Assign a task to a specific agent via the task management system. Use when the orchestrator needs to target a particular agent with a known task ID. For agents self-assigning the next available task, use accept-task instead.

2026-06-0677

broadcast

stevehuang0115/crewly

Send a message to all active agent sessions, excluding the orchestrator. Use when the orchestrator needs to announce information or coordinate the entire team at once. For messaging a single agent, use send-message instead.

2026-06-0677

record-learning

stevehuang0115/crewly

Record a learning or insight gained during task execution for team knowledge sharing.

2026-06-0677

name	transcribe-audio
description	Transcribe a local audio (or video) file to text with timestamps using Whisper. Defaults to local whisper.cpp (free, offline, word/segment-level timestamps) and automatically falls back to the OpenAI Whisper API (whisper-1) when the local engine is not installed. Any agent can call it for meetings, podcasts, voice notes, interviews, or video audio tracks.
category	content
assignableRoles	["*"]
version	1.0.0
tags	["audio","transcribe","transcription","whisper","whisper.cpp","openai","speech-to-text","timestamps"]

Transcribe Audio (Whisper)

Engines

Engine	When used	Cost	Network	Timestamps
whisper.cpp (local, `large-v3-turbo`)	Default — used whenever the binary + model are present	Free	Offline	Segment + word-level
OpenAI Whisper API (`whisper-1`)	Fallback — used when local is unavailable, or forced via `engine:"openai"`	~$0.006/min	Required	Segment + word-level

Usage

# Auto engine (local if available, else OpenAI). Prints JSON to stdout.
bash execute.sh '{"audioFile":"/path/to/recording.m4a"}'

# Save as Markdown (timestamped transcript)
bash execute.sh '{"audioFile":"/path/to/recording.mp3","outputFile":"./transcript.md"}'

# Save as JSON (full structured segments)
bash execute.sh '{"audioFile":"/path/to/recording.wav","outputFile":"./transcript.json"}'

# Language hint (ISO-639-1, e.g. en / zh / ja). Default: auto-detect
bash execute.sh '{"audioFile":"/path/to/recording.m4a","language":"zh"}'

# Force a specific engine
bash execute.sh '{"audioFile":"/path/to/x.wav","engine":"local"}'
bash execute.sh '{"audioFile":"/path/to/x.wav","engine":"openai"}'

# A video file works too — the audio track is extracted automatically
bash execute.sh '{"audioFile":"/path/to/clip.mp4"}'

Parameters

Parameter	Required	Description
`audioFile`	Yes	Path to a local audio or video file (m4a, mp3, wav, aac, ogg, flac, mp4, mov…)
`outputFile`	No	Save the transcript to this path. `.json` → structured JSON; anything else → Markdown
`language`	No	Language hint (ISO-639-1).
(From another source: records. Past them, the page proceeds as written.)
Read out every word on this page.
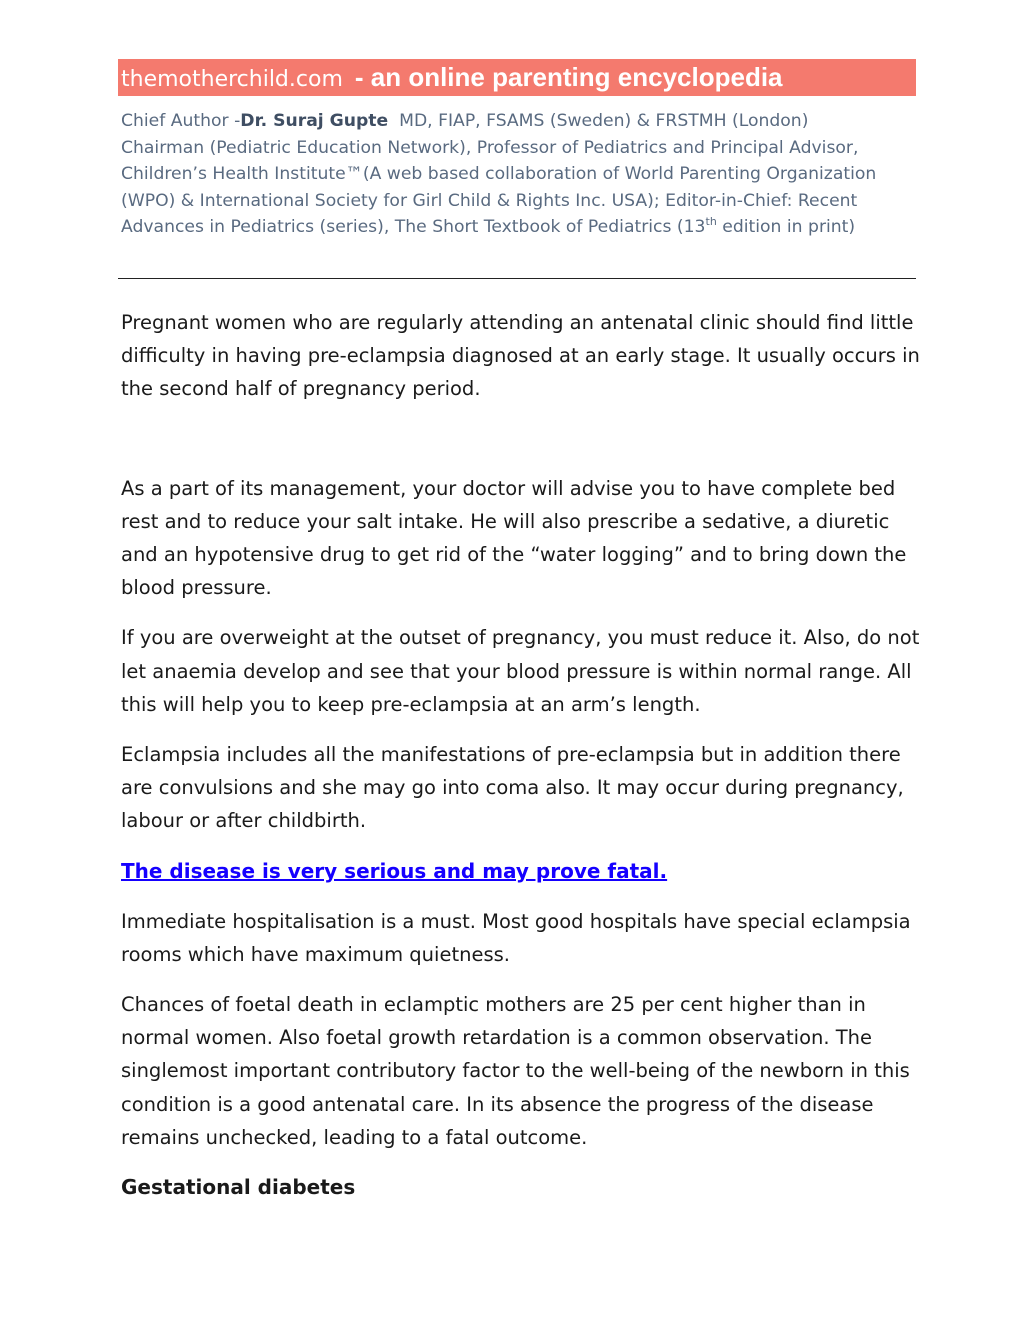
themotherchild.com - an online parenting encyclopedia
Chief Author -Dr. Suraj Gupte  MD, FIAP, FSAMS (Sweden) & FRSTMH (London)
Chairman (Pediatric Education Network), Professor of Pediatrics and Principal Advisor,
Children’s Health Institute™(A web based collaboration of World Parenting Organization
(WPO) & International Society for Girl Child & Rights Inc. USA); Editor-in-Chief: Recent
Advances in Pediatrics (series), The Short Textbook of Pediatrics (13th edition in print)

Pregnant women who are regularly attending an antenatal clinic should find little difficulty in having pre-eclampsia diagnosed at an early stage. It usually occurs in the second half of pregnancy period.

As a part of its management, your doctor will advise you to have complete bed rest and to reduce your salt intake. He will also prescribe a sedative, a diuretic and an hypotensive drug to get rid of the “water logging” and to bring down the blood pressure.

If you are overweight at the outset of pregnancy, you must reduce it. Also, do not let anaemia develop and see that your blood pressure is within normal range. All this will help you to keep pre-eclampsia at an arm’s length.

Eclampsia includes all the manifestations of pre-eclampsia but in addition there are convulsions and she may go into coma also. It may occur during pregnancy, labour or after childbirth.

The disease is very serious and may prove fatal.

Immediate hospitalisation is a must. Most good hospitals have special eclampsia rooms which have maximum quietness.

Chances of foetal death in eclamptic mothers are 25 per cent higher than in normal women. Also foetal growth retardation is a common observation. The singlemost important contributory factor to the well-being of the newborn in this condition is a good antenatal care. In its absence the progress of the disease remains unchecked, leading to a fatal outcome.

Gestational diabetes
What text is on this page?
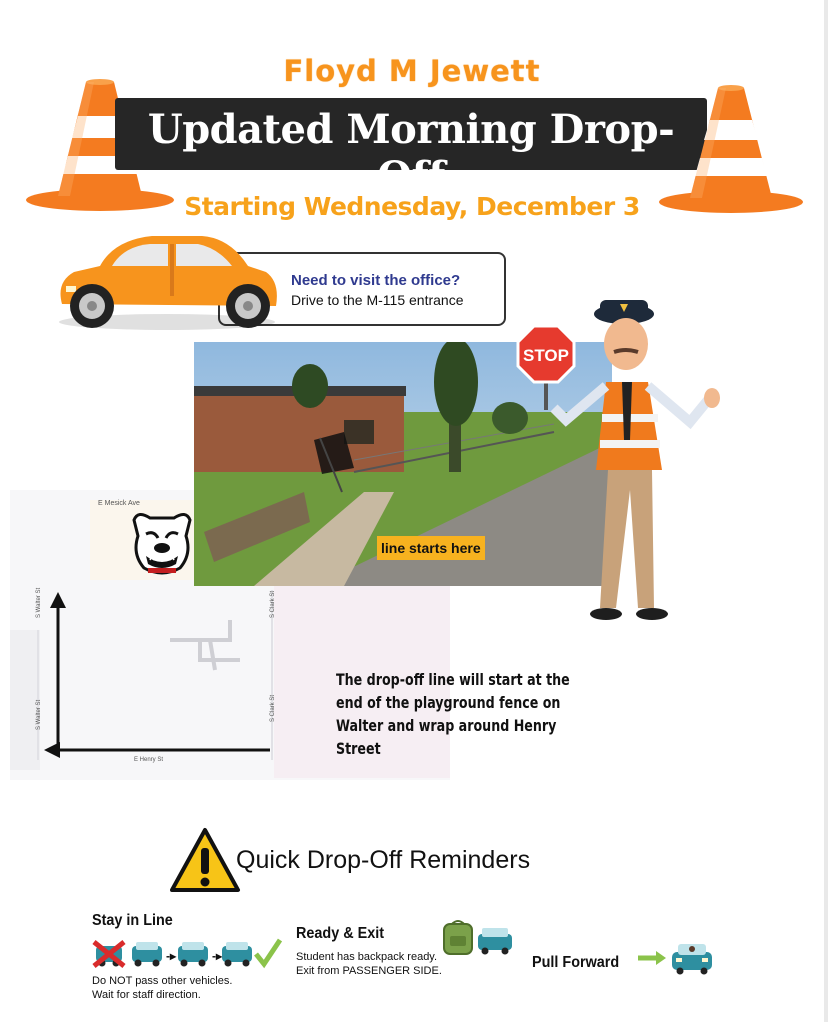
Floyd M Jewett
Updated Morning Drop-Off
Starting Wednesday, December 3
Need to visit the office?
Drive to the M-115 entrance
E Mesick Ave
S Walter St
S Walter St
S Clark St
S Clark St
E Henry St
line starts here
STOP
The drop-off line will start at the end of the playground fence on Walter and wrap around Henry Street
Quick Drop-Off Reminders
Stay in Line
-▸	-▸
Do NOT pass other vehicles.
Wait for staff direction.
Ready & Exit
Student has backpack ready.
Exit from PASSENGER SIDE.	Pull Forward
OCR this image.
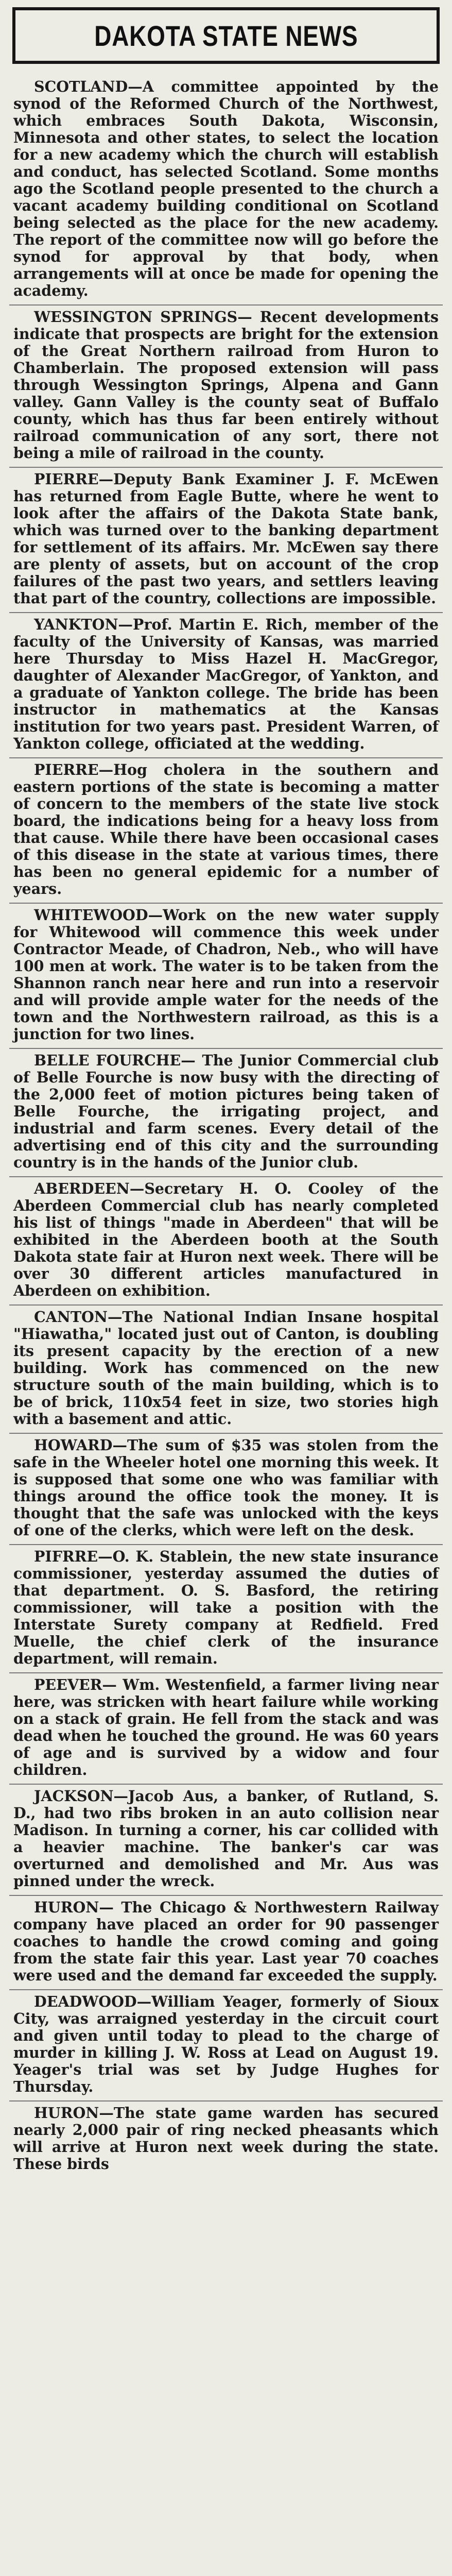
DAKOTA STATE NEWS

SCOTLAND—A committee appointed by the synod of the Reformed Church of the Northwest, which embraces South Dakota, Wisconsin, Minnesota and other states, to select the location for a new academy which the church will establish and conduct, has selected Scotland. Some months ago the Scotland people presented to the church a vacant academy building conditional on Scotland being selected as the place for the new academy. The report of the committee now will go before the synod for approval by that body, when arrangements will at once be made for opening the academy.

WESSINGTON SPRINGS— Recent developments indicate that prospects are bright for the extension of the Great Northern railroad from Huron to Chamberlain. The proposed extension will pass through Wessington Springs, Alpena and Gann valley. Gann Valley is the county seat of Buffalo county, which has thus far been entirely without railroad communication of any sort, there not being a mile of railroad in the county.

PIERRE—Deputy Bank Examiner J. F. McEwen has returned from Eagle Butte, where he went to look after the affairs of the Dakota State bank, which was turned over to the banking department for settlement of its affairs. Mr. McEwen say there are plenty of assets, but on account of the crop failures of the past two years, and settlers leaving that part of the country, collections are impossible.

YANKTON—Prof. Martin E. Rich, member of the faculty of the University of Kansas, was married here Thursday to Miss Hazel H. MacGregor, daughter of Alexander MacGregor, of Yankton, and a graduate of Yankton college. The bride has been instructor in mathematics at the Kansas institution for two years past. President Warren, of Yankton college, officiated at the wedding.

PIERRE—Hog cholera in the southern and eastern portions of the state is becoming a matter of concern to the members of the state live stock board, the indications being for a heavy loss from that cause. While there have been occasional cases of this disease in the state at various times, there has been no general epidemic for a number of years.

WHITEWOOD—Work on the new water supply for Whitewood will commence this week under Contractor Meade, of Chadron, Neb., who will have 100 men at work. The water is to be taken from the Shannon ranch near here and run into a reservoir and will provide ample water for the needs of the town and the Northwestern railroad, as this is a junction for two lines.

BELLE FOURCHE— The Junior Commercial club of Belle Fourche is now busy with the directing of the 2,000 feet of motion pictures being taken of Belle Fourche, the irrigating project, and industrial and farm scenes. Every detail of the advertising end of this city and the surrounding country is in the hands of the Junior club.

ABERDEEN—Secretary H. O. Cooley of the Aberdeen Commercial club has nearly completed his list of things "made in Aberdeen" that will be exhibited in the Aberdeen booth at the South Dakota state fair at Huron next week. There will be over 30 different articles manufactured in Aberdeen on exhibition.

CANTON—The National Indian Insane hospital "Hiawatha," located just out of Canton, is doubling its present capacity by the erection of a new building. Work has commenced on the new structure south of the main building, which is to be of brick, 110x54 feet in size, two stories high with a basement and attic.

HOWARD—The sum of $35 was stolen from the safe in the Wheeler hotel one morning this week. It is supposed that some one who was familiar with things around the office took the money. It is thought that the safe was unlocked with the keys of one of the clerks, which were left on the desk.

PIFRRE—O. K. Stablein, the new state insurance commissioner, yesterday assumed the duties of that department. O. S. Basford, the retiring commissioner, will take a position with the Interstate Surety company at Redfield. Fred Muelle, the chief clerk of the insurance department, will remain.

PEEVER— Wm. Westenfield, a farmer living near here, was stricken with heart failure while working on a stack of grain. He fell from the stack and was dead when he touched the ground. He was 60 years of age and is survived by a widow and four children.

JACKSON—Jacob Aus, a banker, of Rutland, S. D., had two ribs broken in an auto collision near Madison. In turning a corner, his car collided with a heavier machine. The banker's car was overturned and demolished and Mr. Aus was pinned under the wreck.

HURON— The Chicago & Northwestern Railway company have placed an order for 90 passenger coaches to handle the crowd coming and going from the state fair this year. Last year 70 coaches were used and the demand far exceeded the supply.

DEADWOOD—William Yeager, formerly of Sioux City, was arraigned yesterday in the circuit court and given until today to plead to the charge of murder in killing J. W. Ross at Lead on August 19. Yeager's trial was set by Judge Hughes for Thursday.

HURON—The state game warden has secured nearly 2,000 pair of ring necked pheasants which will arrive at Huron next week during the state. These birds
Default: auto-detect
`engine`	No	`auto` (default), `local`, or `openai`

Output (stdout JSON)

{
  "success": true,
  "engine": "whisper.cpp",
  "language": "en",
  "durationSec": 11.0,
  "text": "Full transcript as one block of text...",
  "segments": [
    { "start": 0.0, "end": 2.5, "text": "Hello everyone", "speaker": "Unknown" }
  ],
  "segmentCount": 1,
  "outputFile": "/abs/path/transcript.md"
}

speaker is "Unknown" unless the chosen engine returns diarization (neither default engine performs speaker separation today; the field is reserved so downstream consumers have a stable shape).

Dependencies & Setup

ffmpeg — required for both engines (audio is normalized to 16 kHz mono WAV). Install: brew install ffmpeg.
Local engine (whisper.cpp) — needs the whisper-cli binary and a model file:
- Binary: brew install whisper-cpp (provides whisper-cli). Override with FLOPOST_WHISPER_BIN.
- Model: ggml-large-v3-turbo-q5_0.bin in ~/.flopost/whisper/ or ~/.cache/whisper-models/. Override with FLOPOST_WHISPER_MODEL.
- If the binary or model is missing, the skill falls back to OpenAI (or reports a clear hint when engine:"local" is forced).
OpenAI engine — needs an OpenAI API key. Resolution order:
1. OPENAI_API_KEY environment variable (injected by Crewly secrets).
2. Crewly Settings → API Keys (GET http://localhost:8787/api/settings → data.apiKeys.global.openai). No key is ever hard-coded.

Notes

Engine detection and key resolution lift the proven logic from Flopost (desktop/server/whisperModule.ts and service/lib/video/transcriptionService.ts).
Long files: whisper.cpp handles arbitrary length locally. The OpenAI API enforces a 25 MB upload limit; for larger files prefer the local engine.